Our study adds to existing literature by establishing myocardial blood flow values on 13NH3 myocardial PET/CT scans using a time-efficient protocol of patients with no sign of CAD, offering stress MBF values which agree with known reference values in normal studies without a time-efficient protocol. In addition, to our knowledge this is the first study to present the effects of temporal overlap and the subsequent obligatory residual activity correction method in a large number of patients. The time-efficient acquisition protocol allows for shorter test duration, since rest and stress components are performed in short order without having to reposition the patient. The data sets in this study were processed by the Syngo MBF software package. While comparison studies between different software packages are limited, a recent study demonstrates a moderate to good agreement in myocardial perfusion quantification between Syngo MBF and other software packages (Nesterov et al. 2017).

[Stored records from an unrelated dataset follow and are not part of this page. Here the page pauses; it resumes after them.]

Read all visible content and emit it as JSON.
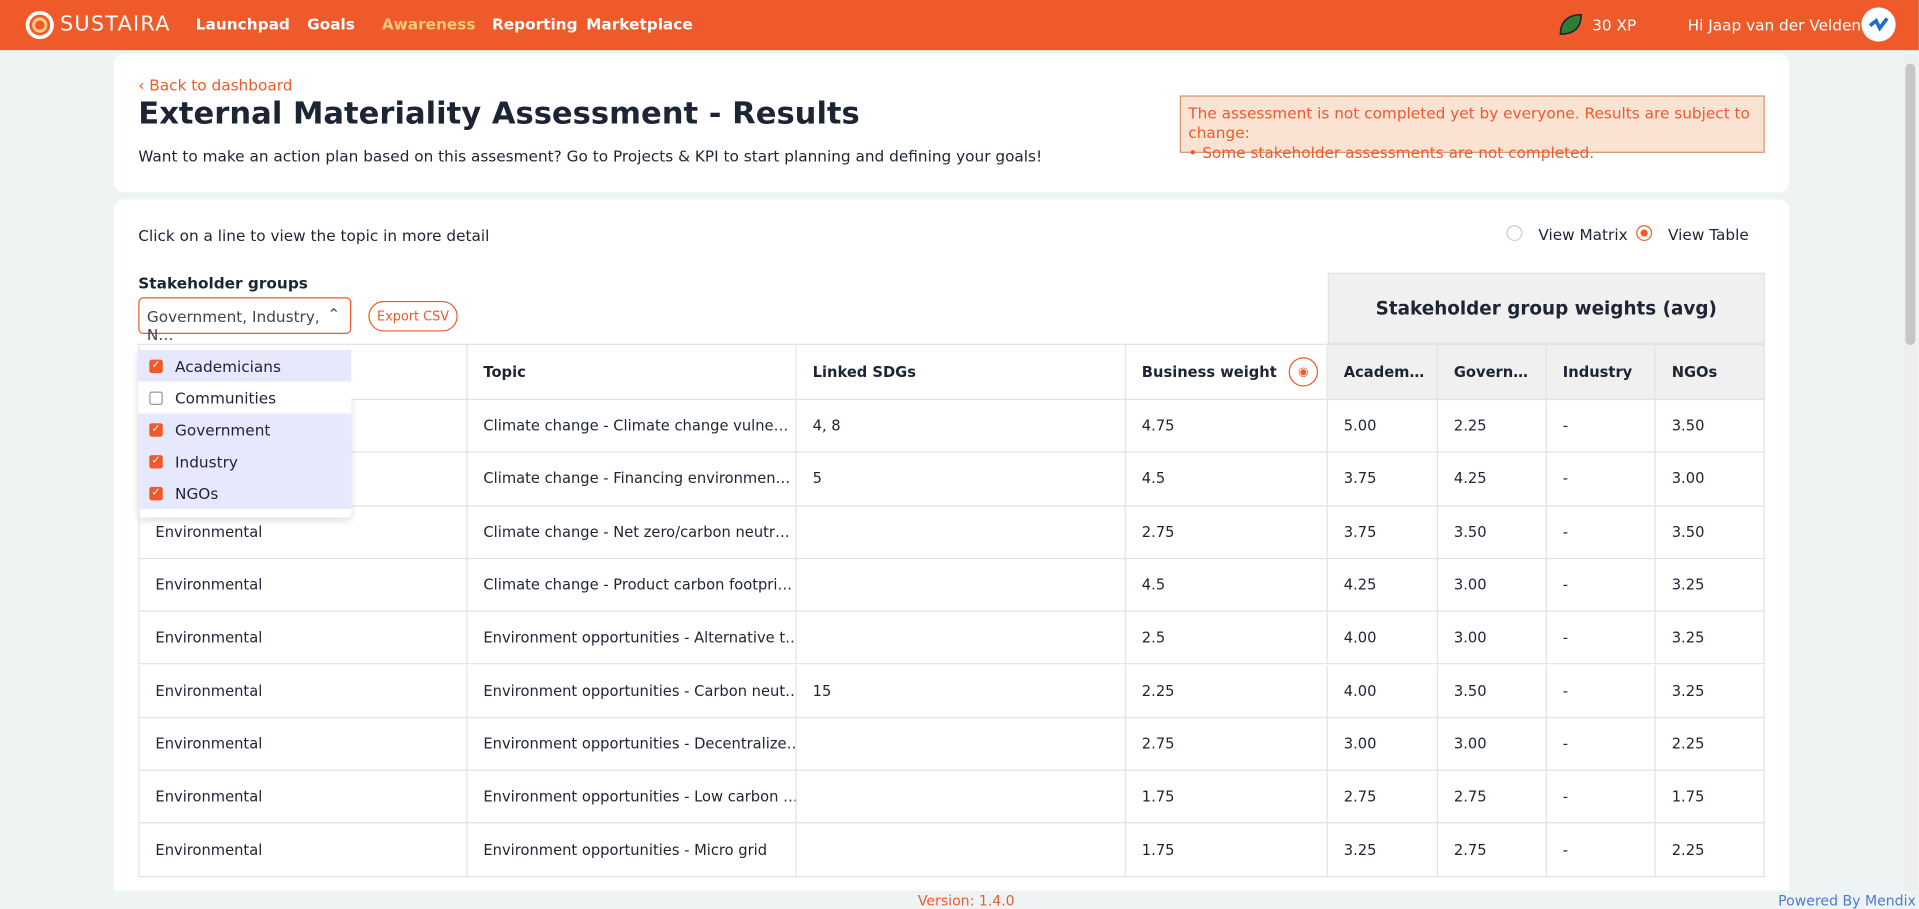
{
  "nav": {
    "brand": "SUSTAIRA",
    "links": [
      "Launchpad",
      "Goals",
      "Awareness",
      "Reporting",
      "Marketplace"
    ],
    "active": 2,
    "xp": "30 XP",
    "greeting": "Hi Jaap van der Velden"
  },
  "header": {
    "back": "Back to dashboard",
    "title": "External Materiality Assessment - Results",
    "subtitle": "Want to make an action plan based on this assesment? Go to Projects & KPI to start planning and defining your goals!",
    "warning": [
      "The assessment is not completed yet by everyone. Results are subject to change:",
      "• Some stakeholder assessments are not completed."
    ]
  },
  "controls": {
    "instruction": "Click on a line to view the topic in more detail",
    "views": [
      {
        "label": "View Matrix",
        "selected": false
      },
      {
        "label": "View Table",
        "selected": true
      }
    ],
    "filter_label": "Stakeholder groups",
    "filter_value": "Government, Industry, N…",
    "export": "Export CSV",
    "options": [
      {
        "label": "Academicians",
        "checked": true
      },
      {
        "label": "Communities",
        "checked": false
      },
      {
        "label": "Government",
        "checked": true
      },
      {
        "label": "Industry",
        "checked": true
      },
      {
        "label": "NGOs",
        "checked": true
      }
    ]
  },
  "table": {
    "group_header": "Stakeholder group weights (avg)",
    "columns": [
      null,
      "Topic",
      "Linked SDGs",
      "Business weight",
      "Academ…",
      "Govern…",
      "Industry",
      "NGOs"
    ],
    "rows": [
      [
        null,
        "Climate change - Climate change vulne…",
        "4, 8",
        "4.75",
        "5.00",
        "2.25",
        "-",
        "3.50"
      ],
      [
        null,
        "Climate change - Financing environmen…",
        "5",
        "4.5",
        "3.75",
        "4.25",
        "-",
        "3.00"
      ],
      [
        "Environmental",
        "Climate change - Net zero/carbon neutr…",
        null,
        "2.75",
        "3.75",
        "3.50",
        "-",
        "3.50"
      ],
      [
        "Environmental",
        "Climate change - Product carbon footpri…",
        null,
        "4.5",
        "4.25",
        "3.00",
        "-",
        "3.25"
      ],
      [
        "Environmental",
        "Environment opportunities - Alternative t…",
        null,
        "2.5",
        "4.00",
        "3.00",
        "-",
        "3.25"
      ],
      [
        "Environmental",
        "Environment opportunities - Carbon neut…",
        "15",
        "2.25",
        "4.00",
        "3.50",
        "-",
        "3.25"
      ],
      [
        "Environmental",
        "Environment opportunities - Decentralize…",
        null,
        "2.75",
        "3.00",
        "3.00",
        "-",
        "2.25"
      ],
      [
        "Environmental",
        "Environment opportunities - Low carbon …",
        null,
        "1.75",
        "2.75",
        "2.75",
        "-",
        "1.75"
      ],
      [
        "Environmental",
        "Environment opportunities - Micro grid",
        null,
        "1.75",
        "3.25",
        "2.75",
        "-",
        "2.25"
      ]
    ]
  },
  "footer": {
    "version": "Version: 1.4.0",
    "powered": "Powered By Mendix"
  }
}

Residual activity correction is a relatively novel technique. To our knowledge, the application of 13NH3 myocardial PET/CT scans using a time-efficient protocol with residual activity correction has been described in only two small studies. One study compares difference in MBF with and without residual activity correction of the same measurements, which were significant in the LAD and RCA territory, and concludes that the overestimation of stress MBF can be avoided by applying residual activity correction (Markousis-Mavrogenis et al. 2017). The other study comprises a preliminary validation of residual activity correction in a pilot study comparing two rest-acquisitions in 31 subjects, one with temporal overlap and residual activity correction and one without temporal overlap, and confirms matching myocardial blood flow values and statistical distribution (Lazarenko et al. 2014). While these findings are interesting, little detail is provided, and the number of subjects is small. Further validation of the technique could be of value, for example by direct comparison to standard imaging without temporal overlap, or validation against catheterization results.

Conclusions

Establishment of myocardial flow values for 13NH3 myocardial PET/CT with a time-efficient protocol using residual activity correction yielded a global rest MBF of 1.02 ± 0.22 ml/g/min global stress MBF of 2.54 ± 0.41 ml/g/min and a resulting global MFR of 2.60 ± 0.61 for patients without CAD. Female patients showed a significantly higher MBF in both rest and stress compared to men, and age had a small but significant negative correlation with average stress MBF and MFR. Residual activity correction had a distinct significant effect resulting in a difference in global mean stress MBF before and after correction of 0.39 ± 0.13 ml/g/min.

Residual activity correction provides a time-efficient protocol, which results in reliable MBF value measurements in line with previous literature. Future validation for this novel method should focus on a direct comparison to standard imaging without temporal overlap and to catheterization results.